The 2 is a likely springboard for often-mooted extensions of the Tramlink system to Crystal Palace. If Southern would close the Birkbeck/Beckenham Junction branch, probably diverting trains to Croydon, Tramlink could take over the other track, and by installing a new curve where the line from Harrington Road meets the branch, trams could run along the railway alignment at least as far as so-named Bromley Junction where it joins the main line into Crystal Palace. However, what happens next is the problem, both in terms of getting to Crystal Palace and what to do when you do get there! This scheme is currently on the back burner once again, as there is currently no funding to take the scheme forward.

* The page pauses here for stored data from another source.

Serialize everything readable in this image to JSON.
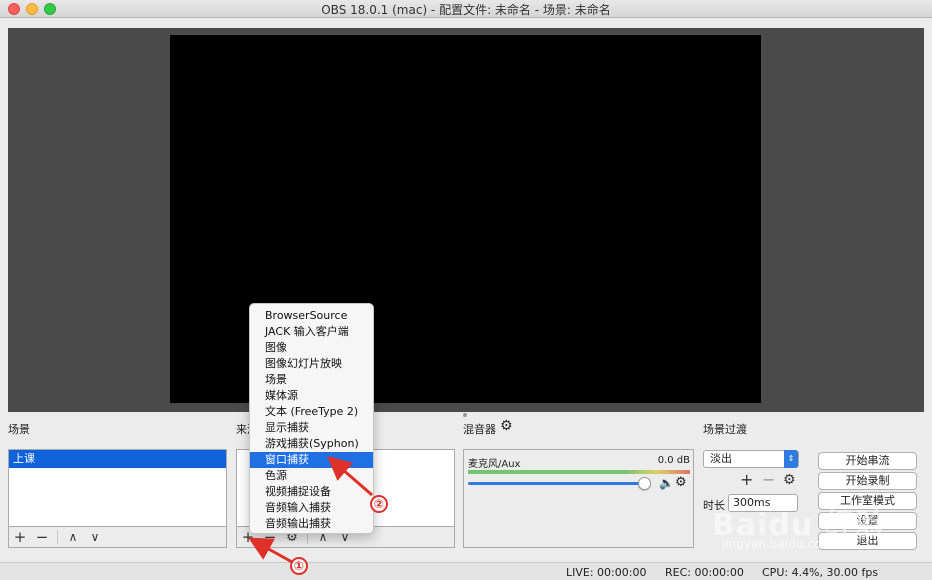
{
  "window": {
    "title": "OBS 18.0.1 (mac) - 配置文件: 未命名 - 场景: 未命名"
  },
  "panels": {
    "scenes_label": "场景",
    "sources_label": "来源",
    "mixer_label": "混音器",
    "transitions_label": "场景过渡"
  },
  "scenes": {
    "items": [
      "上课"
    ]
  },
  "context_menu": {
    "items": [
      "BrowserSource",
      "JACK 输入客户端",
      "图像",
      "图像幻灯片放映",
      "场景",
      "媒体源",
      "文本 (FreeType 2)",
      "显示捕获",
      "游戏捕获(Syphon)",
      "窗口捕获",
      "色源",
      "视频捕捉设备",
      "音频输入捕获",
      "音频输出捕获"
    ],
    "highlighted": "窗口捕获"
  },
  "mixer": {
    "channel_name": "麦克风/Aux",
    "level": "0.0 dB",
    "volume": 0.98
  },
  "transitions": {
    "selected": "淡出",
    "duration_label": "时长",
    "duration_value": "300ms"
  },
  "controls": {
    "start_stream": "开始串流",
    "start_record": "开始录制",
    "studio_mode": "工作室模式",
    "settings": "设置",
    "exit": "退出"
  },
  "status": {
    "live": "LIVE: 00:00:00",
    "rec": "REC: 00:00:00",
    "cpu": "CPU: 4.4%, 30.00 fps"
  },
  "annotations": {
    "step1": "①",
    "step2": "②"
  },
  "watermark": {
    "text": "Baidu 经验",
    "sub": "jingyan.baidu.com"
  },
  "icons": {
    "plus": "+",
    "minus": "−",
    "up": "∧",
    "down": "∨",
    "gear": "⚙",
    "speaker": "🔈",
    "select_arrow": "⇕"
  },
  "colors": {
    "selection": "#0f62d9",
    "menu_highlight": "#1f6fe5",
    "annotation": "#e0302a"
  }
}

Originally the 2 was operated as a standalone operation, running every 10 minutes with 5 trams during the day on Mondays to Saturdays. In the evenings and on Sundays trams were extended to Therapia Lane, and later through to Wimbledon. However, the Wimbledon service was transferred to Line 3 in July 2006, and the 2 was linked operationally with Line 1, so that trams shuttle between Elmers End and Beckenham Junction with a shared allocation of 9 trams. Trams change their destination displays on the inbound trips upon departure from East Croydon, to allow for anyone wishing to board at George Street – obviously, it does not matter to passengers already on the tram. This applies in the evenings and on Sundays as well; the service at those times was at last increased from every 30 to every 15 minutes in July following the TfL takeover.
However, following a major crash in the town centre involving a stray bus, the Monday to Saturday daytime service on the 1 and 2 had to be reduced from 6 to 5 trams per hour to save a tram, although this does actually provide a completely even interval service between Arena and central Croydon for the first time ever and may be retained permanently.